Arrancamos el curso 2015-16 con una nueva entrada en el blog de la Universidad Isabel I desde el Grado de Derecho; esta vez, destinada a analizar cuáles son los aspectos clave de la reciente reforma de la Ley de Enjuiciamiento Criminal (LECRIM) aprobada por el Senado el pasado 2 de septiembre de 2015.

Si el 1 de julio de este mismo año estudiábamos cuáles son las novedades principales de la reforma del Código Penal, ahora nos vamos a centrar en la LECRIM.

En primer lugar, una de las novedades que se incorpora es el plazo máximo de 10 días para la detención incomunicada en el caso de delitos de terrorismo o aquellos otros realizados por organizaciones criminales. Asimismo, se señala que los menores de 16 años de edad no podrán ser incomunicados en su arresto.
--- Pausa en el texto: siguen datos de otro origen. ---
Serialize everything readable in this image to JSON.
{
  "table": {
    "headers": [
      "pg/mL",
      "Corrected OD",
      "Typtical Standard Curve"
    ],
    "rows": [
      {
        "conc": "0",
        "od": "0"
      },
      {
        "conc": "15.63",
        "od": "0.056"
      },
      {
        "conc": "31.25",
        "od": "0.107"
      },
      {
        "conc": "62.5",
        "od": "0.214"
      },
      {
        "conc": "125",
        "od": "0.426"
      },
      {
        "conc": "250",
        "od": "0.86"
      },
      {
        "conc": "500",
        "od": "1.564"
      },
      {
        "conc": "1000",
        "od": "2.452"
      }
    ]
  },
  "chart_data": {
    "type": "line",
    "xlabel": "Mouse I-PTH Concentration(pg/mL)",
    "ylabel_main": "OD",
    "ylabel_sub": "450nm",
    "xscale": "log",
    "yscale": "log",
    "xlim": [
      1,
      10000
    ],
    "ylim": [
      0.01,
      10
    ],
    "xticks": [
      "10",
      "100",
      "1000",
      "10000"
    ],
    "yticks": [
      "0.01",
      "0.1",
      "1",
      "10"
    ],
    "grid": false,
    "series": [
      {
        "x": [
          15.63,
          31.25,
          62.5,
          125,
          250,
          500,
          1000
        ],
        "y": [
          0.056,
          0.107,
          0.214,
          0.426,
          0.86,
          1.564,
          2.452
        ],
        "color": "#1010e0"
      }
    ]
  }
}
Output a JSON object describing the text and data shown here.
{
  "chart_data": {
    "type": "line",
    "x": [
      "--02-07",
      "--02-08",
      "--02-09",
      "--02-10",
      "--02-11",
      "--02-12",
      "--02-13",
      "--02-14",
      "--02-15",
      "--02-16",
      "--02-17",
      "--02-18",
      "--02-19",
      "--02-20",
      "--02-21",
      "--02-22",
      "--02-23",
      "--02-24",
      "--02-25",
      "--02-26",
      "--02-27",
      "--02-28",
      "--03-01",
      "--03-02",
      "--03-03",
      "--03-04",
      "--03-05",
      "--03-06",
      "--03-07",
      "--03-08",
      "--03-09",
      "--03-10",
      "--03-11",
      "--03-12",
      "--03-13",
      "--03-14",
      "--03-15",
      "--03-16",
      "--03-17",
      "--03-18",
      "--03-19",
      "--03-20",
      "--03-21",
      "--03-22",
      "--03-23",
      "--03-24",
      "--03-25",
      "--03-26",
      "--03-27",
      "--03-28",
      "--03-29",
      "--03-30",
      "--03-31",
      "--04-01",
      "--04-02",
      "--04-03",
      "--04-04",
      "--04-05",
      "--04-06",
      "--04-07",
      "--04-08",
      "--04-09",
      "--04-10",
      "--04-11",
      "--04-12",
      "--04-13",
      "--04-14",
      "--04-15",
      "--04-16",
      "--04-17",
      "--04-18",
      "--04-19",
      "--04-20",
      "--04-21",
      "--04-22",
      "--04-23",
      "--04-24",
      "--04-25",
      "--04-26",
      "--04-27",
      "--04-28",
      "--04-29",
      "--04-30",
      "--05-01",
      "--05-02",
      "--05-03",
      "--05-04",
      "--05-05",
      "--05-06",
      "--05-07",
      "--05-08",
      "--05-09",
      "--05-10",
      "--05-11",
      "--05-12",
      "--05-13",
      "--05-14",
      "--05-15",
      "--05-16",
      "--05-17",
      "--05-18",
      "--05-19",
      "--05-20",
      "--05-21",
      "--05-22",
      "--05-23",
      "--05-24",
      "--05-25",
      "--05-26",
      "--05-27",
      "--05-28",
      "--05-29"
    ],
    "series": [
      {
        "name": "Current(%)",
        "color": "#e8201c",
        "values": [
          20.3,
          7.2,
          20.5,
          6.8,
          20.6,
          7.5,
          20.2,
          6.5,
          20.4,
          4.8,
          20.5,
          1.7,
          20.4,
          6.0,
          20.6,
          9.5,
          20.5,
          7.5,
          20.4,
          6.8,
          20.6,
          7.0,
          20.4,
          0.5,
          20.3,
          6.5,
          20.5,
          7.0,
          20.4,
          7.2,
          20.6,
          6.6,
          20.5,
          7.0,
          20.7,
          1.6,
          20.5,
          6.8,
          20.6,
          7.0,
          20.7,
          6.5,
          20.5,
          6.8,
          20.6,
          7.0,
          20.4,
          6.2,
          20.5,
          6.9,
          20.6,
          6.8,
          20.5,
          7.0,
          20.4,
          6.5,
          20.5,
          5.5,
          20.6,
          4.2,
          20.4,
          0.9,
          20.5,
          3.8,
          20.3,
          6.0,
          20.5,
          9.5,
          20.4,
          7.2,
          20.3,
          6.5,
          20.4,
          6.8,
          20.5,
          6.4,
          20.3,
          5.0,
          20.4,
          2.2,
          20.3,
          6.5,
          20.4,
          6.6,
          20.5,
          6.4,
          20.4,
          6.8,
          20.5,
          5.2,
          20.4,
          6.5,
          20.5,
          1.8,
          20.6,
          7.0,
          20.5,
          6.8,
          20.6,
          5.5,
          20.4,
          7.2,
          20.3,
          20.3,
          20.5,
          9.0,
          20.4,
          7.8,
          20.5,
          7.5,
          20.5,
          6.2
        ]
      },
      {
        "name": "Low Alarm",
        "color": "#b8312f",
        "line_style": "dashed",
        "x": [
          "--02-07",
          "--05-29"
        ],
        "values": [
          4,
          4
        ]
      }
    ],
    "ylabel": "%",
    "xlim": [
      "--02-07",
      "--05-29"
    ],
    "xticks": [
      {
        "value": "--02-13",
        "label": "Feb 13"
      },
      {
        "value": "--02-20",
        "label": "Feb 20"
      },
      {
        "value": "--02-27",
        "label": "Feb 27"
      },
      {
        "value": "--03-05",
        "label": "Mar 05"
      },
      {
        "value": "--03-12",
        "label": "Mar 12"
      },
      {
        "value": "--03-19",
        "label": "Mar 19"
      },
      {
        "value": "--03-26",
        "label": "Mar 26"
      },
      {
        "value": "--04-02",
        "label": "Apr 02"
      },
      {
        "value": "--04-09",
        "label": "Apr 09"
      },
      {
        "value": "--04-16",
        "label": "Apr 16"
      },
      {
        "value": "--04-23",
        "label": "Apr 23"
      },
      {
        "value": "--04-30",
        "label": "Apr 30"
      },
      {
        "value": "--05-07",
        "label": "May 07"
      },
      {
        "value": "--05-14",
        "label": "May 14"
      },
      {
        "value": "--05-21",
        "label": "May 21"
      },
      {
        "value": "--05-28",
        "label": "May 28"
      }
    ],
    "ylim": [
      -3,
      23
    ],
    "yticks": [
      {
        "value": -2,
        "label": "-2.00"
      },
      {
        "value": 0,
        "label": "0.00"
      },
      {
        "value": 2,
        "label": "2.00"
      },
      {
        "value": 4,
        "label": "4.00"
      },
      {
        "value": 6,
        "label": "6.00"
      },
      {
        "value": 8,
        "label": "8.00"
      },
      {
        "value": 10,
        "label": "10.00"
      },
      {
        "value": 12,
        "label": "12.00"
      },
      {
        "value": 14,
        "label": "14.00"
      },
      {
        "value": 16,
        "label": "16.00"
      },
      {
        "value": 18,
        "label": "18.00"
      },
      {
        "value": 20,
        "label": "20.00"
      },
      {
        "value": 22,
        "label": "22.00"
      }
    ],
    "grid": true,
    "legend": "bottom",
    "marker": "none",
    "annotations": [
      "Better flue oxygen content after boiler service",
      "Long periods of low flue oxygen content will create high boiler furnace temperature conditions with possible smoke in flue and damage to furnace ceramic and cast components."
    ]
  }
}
A lo anterior cabe sumar que la citada norma incluye, a su vez, plazos para las instrucciones judiciales. En particular, la reforma prevé un período ordinario de seis meses de instrucción en causas sencillas y de 18 meses en causas complejas (por ejemplo, delitos cometidos por grupos u organizaciones criminales, los que tengan por objeto numerosos hechos punibles, los que impliquen realizar actuaciones en el extranjero, etc.), con la posibilidad excepcional de prorrogarlo hasta los 36 meses.

La LECRIM incide en que, en un primer momento de la investigación judicial, se empleará el término «investigado» (en lugar de «imputado») para que, posteriormente y a medida que avance dicha investigación, se use la palabra «encausado».

En el texto también se observan novedades en lo relativo a las medidas de investigación tecnológica. Concretamente, se amplía la interceptación de comunicaciones siempre y cuando se cuente con la autorización judicial oportuna y se respeten los principios de especialidad, excepcionalidad, idoneidad y proporcionalidad. Lo que afectará, en consecuencia, a herramientas sociales tan usadas hoy como WhatsApp, a mensajes online en general y/o a escuchas ambientales, entre otras.

Por lo que, en definitiva, asistimos a un nuevo escenario penal donde consideramos que los plazos para la instrucción judicial y el abandono del término «imputado» por «investigado» son dos de las novedades principales que se incorporan.

¿Creéis que las numerosas reformas legislativas a las que estamos asistiendo, en los últimos meses, lograrán el objetivo de acelerar la justicia en España?